V. P : Oui, au départ, c’était ça. Mais ce n’est pas ça qui est le plus ressorti à la fin. On a appris une chorégraphie de son répertoire et on a surtout travaillé avec ses danseurs et lui, il était moins présent sur le plateau. Le fait de travailler sur la danse était assez naturel pour moi, c’est quelque chose que je fais tout le temps. L’exigence du tournage m’est resté en revanche. Parfois, Lukas devait me pousser à bout pour voir ce qui en ressortait. C’est ce que j’ai surtout appris : quand je joue, j’essaie de pleinement ressentir mes émotions.

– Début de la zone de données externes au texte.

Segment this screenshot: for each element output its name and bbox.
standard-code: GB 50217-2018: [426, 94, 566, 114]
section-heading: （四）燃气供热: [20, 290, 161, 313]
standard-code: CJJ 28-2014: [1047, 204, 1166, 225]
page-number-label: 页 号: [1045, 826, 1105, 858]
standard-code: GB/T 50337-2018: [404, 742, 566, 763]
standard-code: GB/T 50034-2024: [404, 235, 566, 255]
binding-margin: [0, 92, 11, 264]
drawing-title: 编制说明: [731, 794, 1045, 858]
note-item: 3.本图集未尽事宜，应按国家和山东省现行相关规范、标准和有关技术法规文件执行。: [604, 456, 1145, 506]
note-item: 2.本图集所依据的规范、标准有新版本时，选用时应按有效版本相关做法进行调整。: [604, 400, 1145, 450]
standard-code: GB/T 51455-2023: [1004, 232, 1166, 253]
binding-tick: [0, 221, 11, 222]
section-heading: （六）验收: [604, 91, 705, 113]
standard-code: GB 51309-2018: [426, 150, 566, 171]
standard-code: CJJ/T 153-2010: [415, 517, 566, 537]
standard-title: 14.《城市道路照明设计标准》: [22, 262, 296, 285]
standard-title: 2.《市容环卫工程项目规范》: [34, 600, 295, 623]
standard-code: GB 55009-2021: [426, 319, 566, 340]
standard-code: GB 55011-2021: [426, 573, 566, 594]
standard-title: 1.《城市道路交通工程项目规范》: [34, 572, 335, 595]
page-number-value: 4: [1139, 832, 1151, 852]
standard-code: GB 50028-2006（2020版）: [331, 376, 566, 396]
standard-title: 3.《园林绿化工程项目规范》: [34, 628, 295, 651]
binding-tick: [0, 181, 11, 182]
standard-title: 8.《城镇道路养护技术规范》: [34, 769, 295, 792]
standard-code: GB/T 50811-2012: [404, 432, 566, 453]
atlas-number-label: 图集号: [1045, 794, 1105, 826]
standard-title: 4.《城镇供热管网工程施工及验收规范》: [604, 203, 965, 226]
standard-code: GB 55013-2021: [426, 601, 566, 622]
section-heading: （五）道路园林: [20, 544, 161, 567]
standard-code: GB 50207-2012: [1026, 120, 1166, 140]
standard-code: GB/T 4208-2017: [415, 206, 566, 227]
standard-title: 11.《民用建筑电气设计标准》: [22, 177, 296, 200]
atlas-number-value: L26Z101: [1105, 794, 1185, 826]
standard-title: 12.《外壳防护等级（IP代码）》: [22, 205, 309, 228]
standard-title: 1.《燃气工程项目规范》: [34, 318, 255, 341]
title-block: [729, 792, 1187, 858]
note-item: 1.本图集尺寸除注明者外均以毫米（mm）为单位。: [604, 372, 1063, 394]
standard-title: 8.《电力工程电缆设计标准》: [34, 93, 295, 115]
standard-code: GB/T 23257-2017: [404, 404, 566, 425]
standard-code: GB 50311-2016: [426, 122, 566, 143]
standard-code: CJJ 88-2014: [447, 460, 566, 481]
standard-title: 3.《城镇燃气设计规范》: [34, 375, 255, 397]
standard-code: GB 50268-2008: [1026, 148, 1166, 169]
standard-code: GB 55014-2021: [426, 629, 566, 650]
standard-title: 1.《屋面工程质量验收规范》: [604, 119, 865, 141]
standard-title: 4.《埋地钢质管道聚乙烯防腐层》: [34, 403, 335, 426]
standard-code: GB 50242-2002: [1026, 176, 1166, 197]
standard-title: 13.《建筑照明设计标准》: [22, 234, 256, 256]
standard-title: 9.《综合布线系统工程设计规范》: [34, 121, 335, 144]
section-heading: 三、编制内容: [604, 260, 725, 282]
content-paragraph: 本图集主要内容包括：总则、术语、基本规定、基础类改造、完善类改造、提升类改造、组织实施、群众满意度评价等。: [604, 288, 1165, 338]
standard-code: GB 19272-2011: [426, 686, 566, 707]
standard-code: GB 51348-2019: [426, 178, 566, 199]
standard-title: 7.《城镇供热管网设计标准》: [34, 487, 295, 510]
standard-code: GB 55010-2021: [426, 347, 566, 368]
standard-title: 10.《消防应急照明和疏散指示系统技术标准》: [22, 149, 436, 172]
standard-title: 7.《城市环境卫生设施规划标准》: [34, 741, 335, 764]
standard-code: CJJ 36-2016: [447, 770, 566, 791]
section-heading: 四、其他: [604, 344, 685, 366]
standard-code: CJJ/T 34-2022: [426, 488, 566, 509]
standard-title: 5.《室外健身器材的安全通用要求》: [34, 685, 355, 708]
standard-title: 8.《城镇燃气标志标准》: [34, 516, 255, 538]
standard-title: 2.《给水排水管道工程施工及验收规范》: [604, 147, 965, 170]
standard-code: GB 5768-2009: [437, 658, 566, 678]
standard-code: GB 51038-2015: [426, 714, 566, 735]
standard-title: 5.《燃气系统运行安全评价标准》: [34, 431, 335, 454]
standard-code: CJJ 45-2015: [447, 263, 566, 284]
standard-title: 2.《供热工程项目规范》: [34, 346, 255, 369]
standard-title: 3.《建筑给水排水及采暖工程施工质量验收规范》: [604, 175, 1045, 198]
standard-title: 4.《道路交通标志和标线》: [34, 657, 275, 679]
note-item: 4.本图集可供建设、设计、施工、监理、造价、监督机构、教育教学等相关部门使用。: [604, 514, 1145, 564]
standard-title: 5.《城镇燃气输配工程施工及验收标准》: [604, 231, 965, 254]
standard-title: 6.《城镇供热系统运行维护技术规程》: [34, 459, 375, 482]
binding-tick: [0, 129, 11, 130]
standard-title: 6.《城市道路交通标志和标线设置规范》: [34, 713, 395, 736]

C : Cette expérience a-t-elle influencé ta manière de travailler ?
V. P : Ce que ce film m’a beaucoup apporté, c'est la maturité. J’étais entouré de gens plus âgés sur le tournage, je me suis adapté à eux. Cette maturité-là, je l’ai gardée avec moi plus tard quand j’ai cherché du travail dans la danse. Je trouvais le fait de se filmer pendant la danse assez horrible. C’est comme regarder un film dans lequel tu as joué : tu te critiques tout le temps. Le film m’a appris à gérer ça, à avoir un avis objectif sur ce que je fais, sur ce que je dois travailler.
Une difficulté qui est survenue après le film concernait ma façon de danser. Elle était très féminine. C’était compliqué à l’école pendant longtemps parce qu’on me reprochait d’être trop féminin. Aujourd’hui, je trouve ça très intéressant et ça me sert maintenant dans la danse contemporaine.
J’utilise cette expérience, bien sûr. Il y a eu une période après le film où j’étais un peu sollicité évidemment pour des rôles. Mais, pour l’instant, ce que je fais c’est de la danse. Je fais un film seulement si la période est libre, si j’ai du temps. Je reste un employé, donc je ne peux pas être libre comme ça. Ce serait incroyable de trouver plus tard cette balance entre les deux : créer ce que je veux dans la danse, avoir la liberté de travailler quand je veux et à côté, pouvoir travailler pour le cinéma.